More on recursive quotation embedding: David J. Swift of Jackson, Wyoming, writes to point out a quintuply embedded quote in a story by Garrison Keillor. The sentence ends in a wonderful (and perfectly grammatical) string of seven successive punctuation marks (! ” ’ ” ? ’ ”). Here's the whole paragraph:
“TEEN LEADERS VOW ANTI-ROCK DRIVE, AIM SMUT BAN IN AREA,” the Gazette reported the following morning. “Longtime youth worker Diane Goodrich enjoys having as much fun as the next person [the story went on], but Monday night, watching a local rock band rip into a live chicken with their teeth at the 4-H Poultry Show dance, she decided it was time to call ‘foul.’ Evidently, more than a few people agree with her. Last night, at a meeting in the high-school auditorium attended on a word-of-mouth basis by literally dozen of parents, not to mention civic leaders and youth advisers, she spoke for the conscience of the community when she said, ‘Have we become so tolerant of deviant behavior, so sympathetic toward the sick in our society, that, in the words of Bertram Follette, “we have lost the capacity to say, ‘this is not “far out.” You have simply gone too far. Now we say “No!” ’ ”?’ ”
Keillor may have constructed this with malice aforethought, but it's really quite natural-sounding, and basically understandable.
[Update: In the first version of this post the paragraph above was presented with a mistake: the left quotation mark before Have we become was double. The first version of this update wrongly said the mistake was there in the original book. Not so.
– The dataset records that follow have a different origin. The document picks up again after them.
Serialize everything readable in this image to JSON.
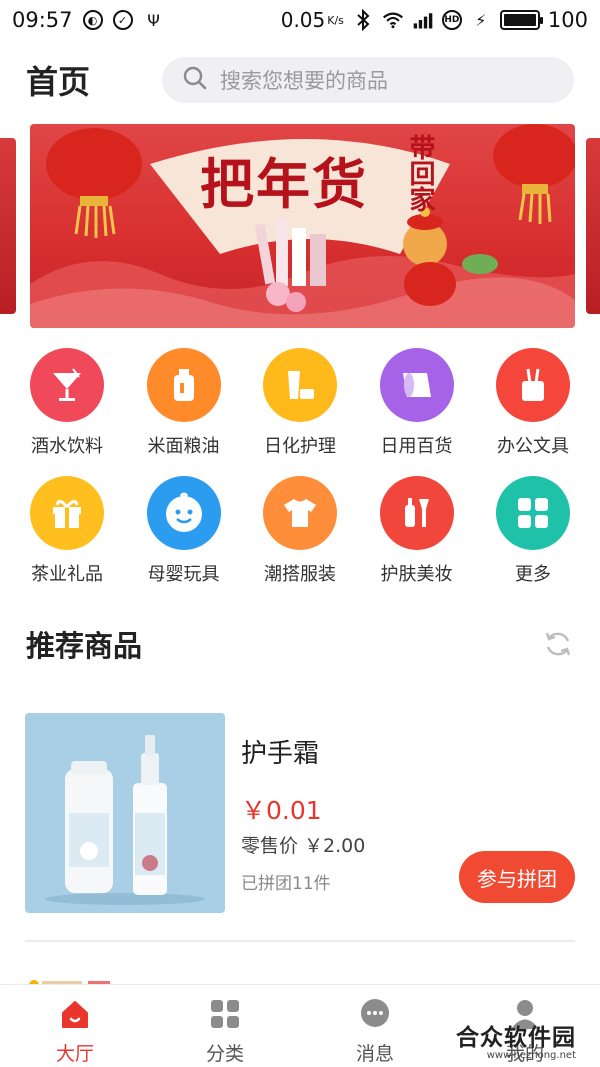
{
  "status_bar": {
    "time": "09:57",
    "network_speed": "0.05",
    "network_unit": "K/s",
    "battery": "100",
    "battery_level": 1.0,
    "left_icons": [
      "sync-icon",
      "check-circle-icon",
      "usb-icon"
    ],
    "right_icons": [
      "bluetooth-icon",
      "wifi-icon",
      "signal-4g-icon",
      "hd-icon",
      "charging-icon",
      "battery-icon"
    ]
  },
  "header": {
    "title": "首页",
    "search_placeholder": "搜索您想要的商品"
  },
  "banner": {
    "headline": "把年货",
    "tagline": "带回家"
  },
  "categories": [
    {
      "label": "酒水饮料",
      "icon": "cocktail-icon",
      "color": "#f04a5a"
    },
    {
      "label": "米面粮油",
      "icon": "oil-bottle-icon",
      "color": "#ff8a2a"
    },
    {
      "label": "日化护理",
      "icon": "cosmetics-icon",
      "color": "#ffb91a"
    },
    {
      "label": "日用百货",
      "icon": "tissue-roll-icon",
      "color": "#a763e8"
    },
    {
      "label": "办公文具",
      "icon": "stationery-icon",
      "color": "#f4463a"
    },
    {
      "label": "茶业礼品",
      "icon": "gift-icon",
      "color": "#ffbf1f"
    },
    {
      "label": "母婴玩具",
      "icon": "baby-face-icon",
      "color": "#2c9cf0"
    },
    {
      "label": "潮搭服装",
      "icon": "tshirt-icon",
      "color": "#ff8e3a"
    },
    {
      "label": "护肤美妆",
      "icon": "skincare-icon",
      "color": "#f0463c"
    },
    {
      "label": "更多",
      "icon": "grid-more-icon",
      "color": "#1fc2a8"
    }
  ],
  "recommend": {
    "title": "推荐商品",
    "product": {
      "name": "护手霜",
      "price": "￥0.01",
      "retail_label": "零售价",
      "retail_price": "￥2.00",
      "joined": "已拼团11件",
      "button": "参与拼团"
    }
  },
  "bottom_nav": [
    {
      "label": "大厅",
      "icon": "home-icon",
      "active": true
    },
    {
      "label": "分类",
      "icon": "category-grid-icon",
      "active": false
    },
    {
      "label": "消息",
      "icon": "message-icon",
      "active": false
    },
    {
      "label": "我的",
      "icon": "user-icon",
      "active": false
    }
  ],
  "watermark": {
    "main": "合众软件园",
    "sub": "www.hezhong.net"
  },
  "colors": {
    "accent": "#e8362f",
    "button": "#f04a32",
    "search_bg": "#f0f0f2"
  }
}
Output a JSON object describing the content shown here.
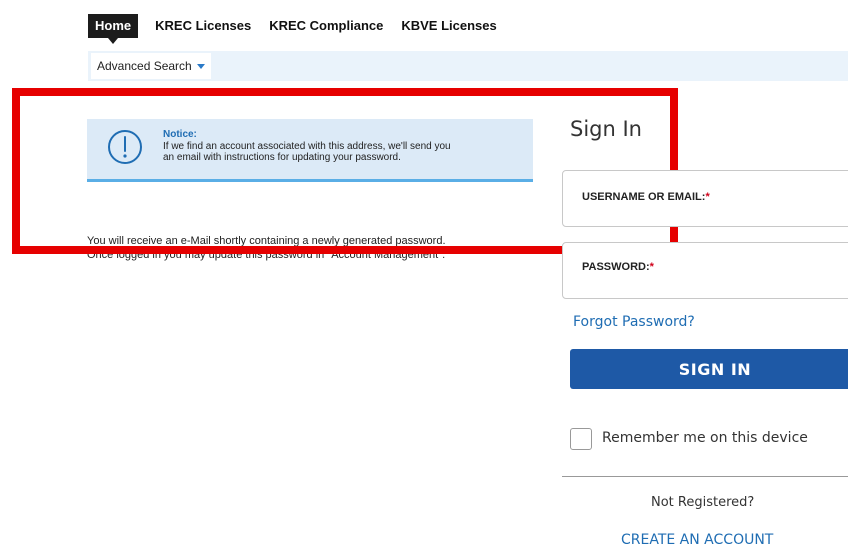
{
  "nav": {
    "items": [
      "Home",
      "KREC Licenses",
      "KREC Compliance",
      "KBVE Licenses"
    ],
    "active": "Home"
  },
  "subnav": {
    "advanced_search": "Advanced Search"
  },
  "notice": {
    "icon": "exclamation-circle-icon",
    "title": "Notice:",
    "line1": "If we find an account associated with this address, we'll send you",
    "line2": "an email with instructions for updating your password."
  },
  "message": {
    "line1": "You will receive an e-Mail shortly containing a newly generated password.",
    "line2": "Once logged in you may update this password in \"Account Management\"."
  },
  "signin": {
    "title": "Sign In",
    "username_label": "USERNAME OR EMAIL:",
    "password_label": "PASSWORD:",
    "required_mark": "*",
    "forgot": "Forgot Password?",
    "button": "SIGN IN",
    "remember": "Remember me on this device",
    "not_registered": "Not Registered?",
    "create_account": "CREATE AN ACCOUNT"
  },
  "colors": {
    "nav_active_bg": "#1c1c1c",
    "subnav_bg": "#eaf3fb",
    "notice_bg": "#dceaf7",
    "link": "#1f6db3",
    "button_bg": "#1e59a6",
    "highlight": "#e60000"
  }
}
Rechecking the paragraph from a scan provided by David Swift reveals that the book was correct, and has the quote marks exactly as above. Thanks to Sridhar Ramesh in Berkeley for the first email pointing out that the quotes didn't match up before (because the left ones didn't alternate in type). This forced me to do a recount and get it right. Gratitude and apologies as necessary.]
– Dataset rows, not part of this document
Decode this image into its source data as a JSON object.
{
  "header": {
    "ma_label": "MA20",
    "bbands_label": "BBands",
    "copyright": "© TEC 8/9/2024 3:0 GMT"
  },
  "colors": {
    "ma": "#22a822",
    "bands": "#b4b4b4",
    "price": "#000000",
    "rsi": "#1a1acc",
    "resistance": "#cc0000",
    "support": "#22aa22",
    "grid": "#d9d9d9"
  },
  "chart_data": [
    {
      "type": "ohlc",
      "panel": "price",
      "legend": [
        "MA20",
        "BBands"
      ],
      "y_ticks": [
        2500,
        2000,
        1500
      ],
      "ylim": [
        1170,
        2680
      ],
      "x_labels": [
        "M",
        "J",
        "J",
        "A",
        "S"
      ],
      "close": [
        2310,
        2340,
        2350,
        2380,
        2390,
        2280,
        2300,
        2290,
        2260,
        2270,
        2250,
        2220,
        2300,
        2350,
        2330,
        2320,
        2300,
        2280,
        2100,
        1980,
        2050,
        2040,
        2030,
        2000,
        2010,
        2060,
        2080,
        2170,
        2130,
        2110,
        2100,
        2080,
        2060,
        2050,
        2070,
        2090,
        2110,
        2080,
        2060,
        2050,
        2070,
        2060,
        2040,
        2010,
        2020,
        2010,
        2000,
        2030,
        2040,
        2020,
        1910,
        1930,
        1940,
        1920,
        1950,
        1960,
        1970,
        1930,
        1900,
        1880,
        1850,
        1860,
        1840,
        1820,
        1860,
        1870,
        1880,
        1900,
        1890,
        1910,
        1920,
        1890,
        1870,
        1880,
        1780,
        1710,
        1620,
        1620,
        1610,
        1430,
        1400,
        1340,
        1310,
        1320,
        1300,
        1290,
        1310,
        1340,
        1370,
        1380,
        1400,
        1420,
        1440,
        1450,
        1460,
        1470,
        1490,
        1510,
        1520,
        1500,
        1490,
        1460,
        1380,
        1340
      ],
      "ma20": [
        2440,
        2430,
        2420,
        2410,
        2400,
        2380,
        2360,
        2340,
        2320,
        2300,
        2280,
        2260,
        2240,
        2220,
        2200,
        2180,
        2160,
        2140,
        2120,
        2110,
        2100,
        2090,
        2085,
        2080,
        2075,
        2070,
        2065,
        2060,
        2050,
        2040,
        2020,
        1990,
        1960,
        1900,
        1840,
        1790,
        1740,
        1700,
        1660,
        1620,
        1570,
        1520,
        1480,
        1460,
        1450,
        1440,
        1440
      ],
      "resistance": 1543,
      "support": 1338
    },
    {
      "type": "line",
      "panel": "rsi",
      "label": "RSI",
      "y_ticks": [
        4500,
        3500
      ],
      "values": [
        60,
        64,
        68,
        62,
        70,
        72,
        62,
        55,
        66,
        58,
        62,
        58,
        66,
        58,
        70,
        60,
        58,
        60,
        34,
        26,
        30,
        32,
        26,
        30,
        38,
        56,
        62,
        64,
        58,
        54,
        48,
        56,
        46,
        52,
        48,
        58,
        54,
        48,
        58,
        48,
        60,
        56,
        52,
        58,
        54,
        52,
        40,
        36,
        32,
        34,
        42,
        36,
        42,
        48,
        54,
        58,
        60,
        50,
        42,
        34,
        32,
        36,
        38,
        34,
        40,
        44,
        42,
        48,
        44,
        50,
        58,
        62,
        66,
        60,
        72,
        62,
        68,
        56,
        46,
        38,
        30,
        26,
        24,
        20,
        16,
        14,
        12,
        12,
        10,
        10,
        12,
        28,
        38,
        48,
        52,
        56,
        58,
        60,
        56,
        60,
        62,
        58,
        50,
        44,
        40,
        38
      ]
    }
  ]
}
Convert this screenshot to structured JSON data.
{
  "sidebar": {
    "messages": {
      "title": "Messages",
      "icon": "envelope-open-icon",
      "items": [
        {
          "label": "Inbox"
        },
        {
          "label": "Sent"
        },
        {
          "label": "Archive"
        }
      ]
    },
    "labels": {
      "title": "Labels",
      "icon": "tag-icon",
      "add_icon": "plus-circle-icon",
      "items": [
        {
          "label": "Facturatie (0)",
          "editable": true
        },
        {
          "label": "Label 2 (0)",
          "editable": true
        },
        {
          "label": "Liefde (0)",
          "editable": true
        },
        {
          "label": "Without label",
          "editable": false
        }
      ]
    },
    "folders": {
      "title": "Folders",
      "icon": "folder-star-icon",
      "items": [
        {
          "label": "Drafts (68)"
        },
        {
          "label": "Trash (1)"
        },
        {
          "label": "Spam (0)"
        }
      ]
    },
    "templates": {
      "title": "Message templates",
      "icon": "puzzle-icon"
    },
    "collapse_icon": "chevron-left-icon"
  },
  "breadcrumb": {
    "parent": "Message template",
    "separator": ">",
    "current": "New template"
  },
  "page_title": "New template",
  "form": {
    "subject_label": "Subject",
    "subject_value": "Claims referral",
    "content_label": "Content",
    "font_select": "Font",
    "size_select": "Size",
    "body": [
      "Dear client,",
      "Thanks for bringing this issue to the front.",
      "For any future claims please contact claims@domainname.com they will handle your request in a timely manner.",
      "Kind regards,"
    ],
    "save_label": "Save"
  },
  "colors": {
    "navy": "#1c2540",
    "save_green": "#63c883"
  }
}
A number of people have written to bring to my attention a story that doesn't quite amount to natural use of the language. It's called "Menelaiad", and it appears in John Barth's Lost in the Funhouse, which goes into seven nestings of quotation marks. As Jeff Binder explains in an email:
It starts out with a frame-tale, in which the main character is telling a story to some of his friends, but the story he tells turns out to be another frame tale, and so forth, until we get monstrosities such as this:
“ ‘ “ ‘ “ ‘Why?’ I repeated, ” I repeated, ’ I repeated, ” I repeated, ’ I repeated, ” I repeat.
This story is obviously very self-conscious about what it's doing, so I don't know if you would consider this use to be "in the wild," but it does show recursion taken to an extreme.
It does indeed look deliberate and artificial to me --- a literary experiment, to be classed with experiments like Italo Calvino's If on a Winter's Night a Traveler rather than an ordinary piece of literature; and that lessens its interest a bit. But it must technically be regarded as entirely grammatical, given the assumption that written English allows recursive use of quotation marks to arbitrary depth, and the rule that you alternate quotation-mark types.